625 Background: Treatment of metastatic colorectal cancer (mCRC) is largely palliative, making potentially curative therapy via molecular inhibition of specific cellular targets in CRC is a highly sought-after goal. One target of considerable focus in both basic and clinical investigation in CRC is the Epidermal Growth Factor Receptor (EGFR). Despite widespread EGFR expression in CRC, clinical trials have shown modest benefit from the use of anti-EGFR blocking antibodies and tumors with activating mutations in KRAS (KRASMUT) do not benefit from EGFR blockade. Given the ubiquitous expression of EGFR in CRC, why does such a large subset of patients fail to benefit from anti-EGFR antibodies? Methods: We combine the analysis of genetic mouse models, CRC cell line, and CRC patient database information and tumor samples.
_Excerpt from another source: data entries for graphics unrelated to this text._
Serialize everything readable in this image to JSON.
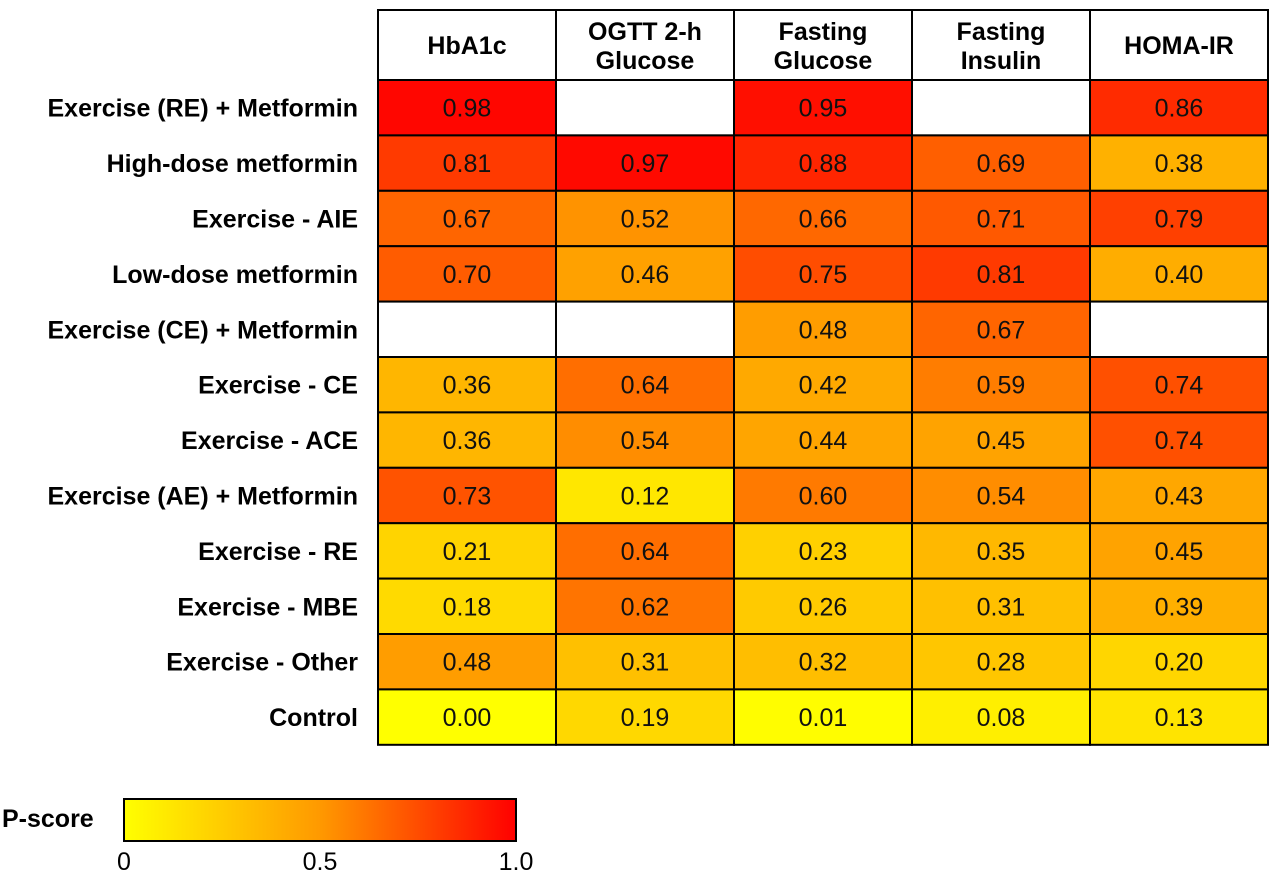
{
  "chart_data": {
    "type": "heatmap",
    "columns": [
      "HbA1c",
      "OGTT 2-h Glucose",
      "Fasting Glucose",
      "Fasting Insulin",
      "HOMA-IR"
    ],
    "column_label_lines": [
      [
        "HbA1c"
      ],
      [
        "OGTT 2-h",
        "Glucose"
      ],
      [
        "Fasting",
        "Glucose"
      ],
      [
        "Fasting",
        "Insulin"
      ],
      [
        "HOMA-IR"
      ]
    ],
    "rows": [
      "Exercise (RE) + Metformin",
      "High-dose metformin",
      "Exercise - AIE",
      "Low-dose metformin",
      "Exercise (CE) + Metformin",
      "Exercise - CE",
      "Exercise - ACE",
      "Exercise (AE) + Metformin",
      "Exercise - RE",
      "Exercise - MBE",
      "Exercise - Other",
      "Control"
    ],
    "values": [
      [
        0.98,
        null,
        0.95,
        null,
        0.86
      ],
      [
        0.81,
        0.97,
        0.88,
        0.69,
        0.38
      ],
      [
        0.67,
        0.52,
        0.66,
        0.71,
        0.79
      ],
      [
        0.7,
        0.46,
        0.75,
        0.81,
        0.4
      ],
      [
        null,
        null,
        0.48,
        0.67,
        null
      ],
      [
        0.36,
        0.64,
        0.42,
        0.59,
        0.74
      ],
      [
        0.36,
        0.54,
        0.44,
        0.45,
        0.74
      ],
      [
        0.73,
        0.12,
        0.6,
        0.54,
        0.43
      ],
      [
        0.21,
        0.64,
        0.23,
        0.35,
        0.45
      ],
      [
        0.18,
        0.62,
        0.26,
        0.31,
        0.39
      ],
      [
        0.48,
        0.31,
        0.32,
        0.28,
        0.2
      ],
      [
        0.0,
        0.19,
        0.01,
        0.08,
        0.13
      ]
    ],
    "value_range": [
      0,
      1.0
    ],
    "colormap": {
      "low": "#ffff00",
      "mid": "#ff9900",
      "high": "#ff0000",
      "missing": "#ffffff"
    },
    "legend": {
      "title": "P-score",
      "ticks": [
        "0",
        "0.5",
        "1.0"
      ],
      "tick_values": [
        0,
        0.5,
        1.0
      ],
      "placement": "bottom-left"
    }
  }
}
Results: We recently reported that two structurally distinct types of RasGEFs, SOS1 and RasGRP1, are co-expressed in both normal intestinal epithelial cells and in CRC cells. We observed that EGFR signals in CRC cells with KRASMUT result in even more RAS activation, arguing that RasGEFs load more RAS molecules with GTP following EGF stimulation. Indeed, we found that both SOS1 and RasGRP1 are activated downstream of the EGFR. Quite surprisingly, SOS1 and RasGRP1 have opposing functions here. Biochemically, RasGRP1 limits the amount of EGFR-SOS1-RAS signals. Biologically, knockdown of RasGRP1 expression in KRASMUT CRC cells leads to increased tumor growth in a xenograft mouse model. Conclusions: We hypothesize that anti-EGFR therapy may lead to unwanted inhibition of the inhibitory EGFR signals when CRC tumor express significant levels of RasGRP1 protein. We will discuss our current research that focuses on RasGRP1 as a prognostic marker of CRC outcome but also as a diagnostic indicator for EGFR therapy.